Hardly a day goes by now when I do not use one and often more of these pieces, though I have to admit that I’ve called the two-sided griddle my Best Christmas Gift Ever. The grill side has turned out mass quantities of burgers (beef and turkey), sausages, chicken breasts, steaks and pork chops. The flat side can do everything the other side can, sans the grill stripes, and also is great for eggs and pancakes. And perhaps best of all, if you’re a carnivore, bacon cooks at its full length instead of getting crammed into a pan in which the ends can curl up.
Now, to be honest, I’m in minorities here on a couple of counts.
It’s true that the cult of cast iron has been growing pretty rapidly in recent years. Statistics posted on the Cookware Manufacturers Association website show that $114 million was spent nationally on cast-iron cookware and its cousin, enamel-coated steel, in 2012. That was more than triple the $35 million total in 2003 (which was just 4 percent of all cookware sales). Yet even with all the ensuing growth, cast-iron and enameled cookware still amount to barely more than 10 percent of the total market.
It also is true that guys who own the home kitchen are still greatly outnumbered by those who don’t. Okay, traditional gender roles have weakened, there are numerous male celebrity chefs, and the idea of cooking as a competitive sport, popularized by reality shows such as Top Chef and Iron Chef, may be raising guys’ interest in the culinary arts. But husbands who do almost all of the cooking at home are still mainly an exception to the rule.
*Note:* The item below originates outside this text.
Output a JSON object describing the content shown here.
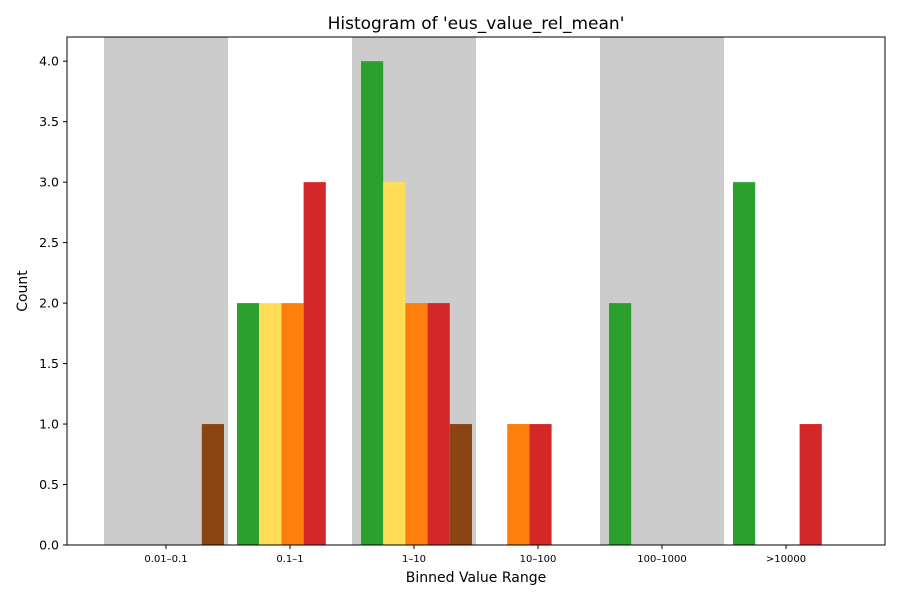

I have a theory, however, that cast-iron cookware can change that. While it is possible that the heirloom pan you have sitting in your cupboard might have been passed down from your great-grandmama, you’ve got to admit that, as far as cookware goes, cast iron is pretty macho.
It’s the only kind of cookware that is so heavy that you could include it in your power-lifting routine. There’s even a hint of danger: Almost all cast-iron equipment has uninsulated handles that command use of industrial-strength hot pads to keep from accidentally branding yourself for life.
It is also cowboy cookware, the stuff that came along for the ride in saddle bags and clanged from hooks in the chuck wagon as covered caravans of pioneers worked their way west. It is at home on the Range as it is, well, on the range.
So, men, will taking up cooking with cast iron impress the womenfolk in your home? You bet it will, pilgrims.